The caller can tell me how finely they want the Y scale labeled, but I seem to be stuck on exactly what to label them in an "attractive" kind of way. I can't describe "attractive", and probably neither can you, but we know it when we see it, right?

So if the data points are:

   15, 234, 140, 65, 90

And the user asks for 10 labels on the Y axis, a little bit of finagling with paper and pencil comes up with:

  0, 25, 50, 75, 100, 125, 150, 175, 200, 225, 250

So there's 10 there (not including 0), the last one extends just beyond the highest value (234 < 250), and it's a "nice" increment of 25 each. If they asked for 8 labels, an increment of 30 would have looked nice:

  0, 30, 60, 90, 120, 150, 180, 210, 240

Nine would have been tricky. Maybe just have used either 8 or 10 and call it close enough would be okay. And what to do when some of the points are negative?

I can see Excel tackles this problem nicely.

Does anyone know a general-purpose algorithm (even some brute force is okay) for solving this? I don't have to do it quickly, but it should look nice.

Answer

Toon Krijthe picture Toon Krijthe · Nov 28, 2008

A long time ago I have written a graph module that covered this nicely. Digging in the grey mass gets the following:

  • Determine lower and upper bound of the data. (Beware of the special case where lower bound = upper bound!
  • Divide range into the required amount of ticks.
  • Round the tick range up into nice amounts.
  • Adjust the lower and upper bound accordingly.

Lets take your example:

15, 234, 140, 65, 90 with 10 ticks
  1. lower bound = 15
  2. upper bound = 234
  3. range = 234-15 = 219
  4. tick range = 21.9. This should be 25.0
  5. new lower bound = 25 * round(15/25) = 0
  6. new upper bound = 25 * round(1+235/25) = 250

So the range = 0,25,50,...,225,250

You can get the nice tick range with the following steps:

  1. divide by 10^x such that the result lies between 0.1 and 1.0 (including 0.1 excluding 1).
  2. translate accordingly:
    • 0.1 -> 0.1
    • <= 0.2 -> 0.2
    • <= 0.25 -> 0.25
    • <= 0.3 -> 0.3
    • <= 0.4 -> 0.4
    • <= 0.5 -> 0.5
    • <= 0.6 -> 0.6
    • <= 0.7 -> 0.7
    • <= 0.75 -> 0.75
    • <= 0.8 -> 0.8
    • <= 0.9 -> 0.9
    • <= 1.0 -> 1.0
  3. multiply by 10^x.

In this case, 21.9 is divided by 10^2 to get 0.219. This is <= 0.25 so we now have 0.25. Multiplied by 10^2 this gives 25.
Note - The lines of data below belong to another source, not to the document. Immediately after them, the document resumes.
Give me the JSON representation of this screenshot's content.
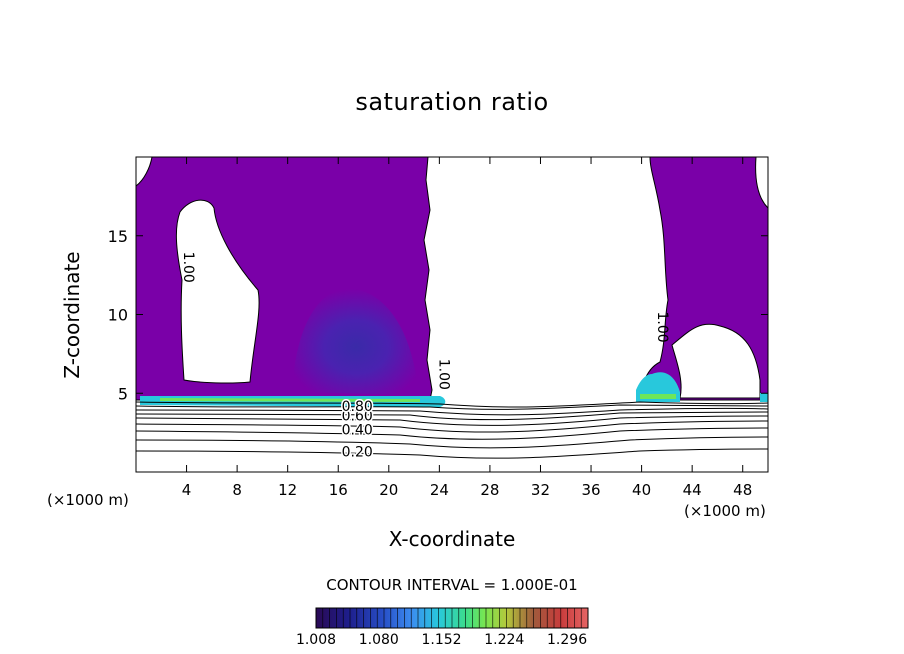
{
  "chart_data": {
    "type": "heatmap",
    "title": "saturation ratio",
    "xlabel": "X-coordinate",
    "ylabel": "Z-coordinate",
    "x_unit_label": "(×1000 m)",
    "xlim": [
      0,
      50
    ],
    "ylim": [
      0,
      20
    ],
    "x_ticks": [
      4,
      8,
      12,
      16,
      20,
      24,
      28,
      32,
      36,
      40,
      44,
      48
    ],
    "y_ticks": [
      5,
      10,
      15
    ],
    "contour_interval_text": "CONTOUR INTERVAL = 1.000E-01",
    "contour_labels": [
      {
        "text": "0.20",
        "x": 17.5,
        "z": 1.3
      },
      {
        "text": "0.40",
        "x": 17.5,
        "z": 2.7
      },
      {
        "text": "0.60",
        "x": 17.5,
        "z": 3.6
      },
      {
        "text": "0.80",
        "x": 17.5,
        "z": 4.2
      },
      {
        "text": "1.00",
        "x": 3.8,
        "z": 13.0,
        "rotated": true
      },
      {
        "text": "1.00",
        "x": 24.0,
        "z": 6.2,
        "rotated": true
      },
      {
        "text": "1.00",
        "x": 41.3,
        "z": 9.2,
        "rotated": true
      }
    ],
    "colorbar": {
      "min": 1.008,
      "max": 1.32,
      "tick_labels": [
        "1.008",
        "1.080",
        "1.152",
        "1.224",
        "1.296"
      ],
      "colors": [
        "#2a0a55",
        "#1e1e8c",
        "#2850c8",
        "#3c8cf0",
        "#28c8dc",
        "#3cdc8c",
        "#78e650",
        "#b4c83c",
        "#a05a3c",
        "#c83c3c",
        "#e66464"
      ]
    },
    "saturated_color": "#7a00a8"
  }
}
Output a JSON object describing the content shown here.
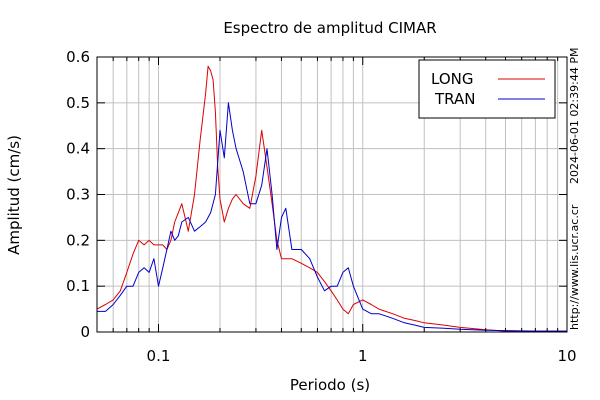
{
  "chart_data": {
    "type": "line",
    "title": "Espectro de amplitud CIMAR",
    "xlabel": "Periodo (s)",
    "ylabel": "Amplitud (cm/s)",
    "x_scale": "log",
    "xlim": [
      0.05,
      10
    ],
    "ylim": [
      0,
      0.6
    ],
    "x_ticks": [
      0.1,
      1,
      10
    ],
    "x_tick_labels": [
      "0.1",
      "1",
      "10"
    ],
    "y_ticks": [
      0,
      0.1,
      0.2,
      0.3,
      0.4,
      0.5,
      0.6
    ],
    "y_tick_labels": [
      "0",
      "0.1",
      "0.2",
      "0.3",
      "0.4",
      "0.5",
      "0.6"
    ],
    "grid": true,
    "legend_position": "top-right",
    "series": [
      {
        "name": "LONG",
        "color": "#dd0000",
        "x": [
          0.05,
          0.055,
          0.06,
          0.065,
          0.07,
          0.075,
          0.08,
          0.085,
          0.09,
          0.095,
          0.1,
          0.105,
          0.11,
          0.115,
          0.12,
          0.125,
          0.13,
          0.14,
          0.15,
          0.16,
          0.17,
          0.175,
          0.18,
          0.185,
          0.19,
          0.195,
          0.2,
          0.21,
          0.22,
          0.23,
          0.24,
          0.26,
          0.28,
          0.3,
          0.32,
          0.34,
          0.36,
          0.38,
          0.4,
          0.45,
          0.5,
          0.55,
          0.6,
          0.65,
          0.7,
          0.75,
          0.8,
          0.85,
          0.9,
          1.0,
          1.1,
          1.2,
          1.4,
          1.6,
          1.8,
          2.0,
          2.5,
          3.0,
          4.0,
          5.0,
          7.0,
          10.0
        ],
        "values": [
          0.05,
          0.06,
          0.07,
          0.09,
          0.13,
          0.17,
          0.2,
          0.19,
          0.2,
          0.19,
          0.19,
          0.19,
          0.18,
          0.2,
          0.24,
          0.26,
          0.28,
          0.22,
          0.3,
          0.42,
          0.52,
          0.58,
          0.57,
          0.55,
          0.48,
          0.36,
          0.29,
          0.24,
          0.27,
          0.29,
          0.3,
          0.28,
          0.27,
          0.34,
          0.44,
          0.36,
          0.28,
          0.2,
          0.16,
          0.16,
          0.15,
          0.14,
          0.13,
          0.11,
          0.09,
          0.07,
          0.05,
          0.04,
          0.06,
          0.07,
          0.06,
          0.05,
          0.04,
          0.03,
          0.025,
          0.02,
          0.015,
          0.01,
          0.005,
          0.002,
          0.002,
          0.002
        ]
      },
      {
        "name": "TRAN",
        "color": "#0000cc",
        "x": [
          0.05,
          0.055,
          0.06,
          0.065,
          0.07,
          0.075,
          0.08,
          0.085,
          0.09,
          0.095,
          0.1,
          0.105,
          0.11,
          0.115,
          0.12,
          0.125,
          0.13,
          0.14,
          0.15,
          0.16,
          0.17,
          0.18,
          0.19,
          0.2,
          0.21,
          0.22,
          0.23,
          0.24,
          0.26,
          0.28,
          0.3,
          0.32,
          0.34,
          0.36,
          0.38,
          0.4,
          0.42,
          0.45,
          0.5,
          0.55,
          0.6,
          0.65,
          0.7,
          0.75,
          0.8,
          0.85,
          0.9,
          1.0,
          1.1,
          1.2,
          1.4,
          1.6,
          1.8,
          2.0,
          2.5,
          3.0,
          4.0,
          5.0,
          7.0,
          10.0
        ],
        "values": [
          0.045,
          0.045,
          0.06,
          0.08,
          0.1,
          0.1,
          0.13,
          0.14,
          0.13,
          0.16,
          0.1,
          0.14,
          0.18,
          0.22,
          0.2,
          0.21,
          0.24,
          0.25,
          0.22,
          0.23,
          0.24,
          0.26,
          0.3,
          0.44,
          0.38,
          0.5,
          0.44,
          0.4,
          0.35,
          0.28,
          0.28,
          0.32,
          0.4,
          0.3,
          0.18,
          0.25,
          0.27,
          0.18,
          0.18,
          0.16,
          0.12,
          0.09,
          0.1,
          0.1,
          0.13,
          0.14,
          0.1,
          0.05,
          0.04,
          0.04,
          0.03,
          0.02,
          0.015,
          0.01,
          0.008,
          0.006,
          0.004,
          0.003,
          0.002,
          0.002
        ]
      }
    ]
  },
  "side_texts": {
    "timestamp": "2024-06-01 02:39:44 PM",
    "url": "http://www.lis.ucr.ac.cr"
  }
}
Lets take a look at the same example with 8 ticks:

15, 234, 140, 65, 90 with 8 ticks
  1. lower bound = 15
  2. upper bound = 234
  3. range = 234-15 = 219
  4. tick range = 27.375
    1. Divide by 10^2 for 0.27375, translates to 0.3, which gives (multiplied by 10^2) 30.
  5. new lower bound = 30 * round(15/30) = 0
  6. new upper bound = 30 * round(1+235/30) = 240

Which give the result you requested ;-).

------ Added by KD ------

Here's code that achieves this algorithm without using lookup tables, etc...:

double range = ...;
int tickCount = ...;
double unroundedTickSize = range/(tickCount-1);
double x = Math.ceil(Math.log10(unroundedTickSize)-1);
double pow10x = Math.pow(10, x);
double roundedTickRange = Math.ceil(unroundedTickSize / pow10x) * pow10x;
return roundedTickRange;

Generally speaking, the number of ticks includes the bottom tick, so the actual y-axis segments are one less than the number of ticks.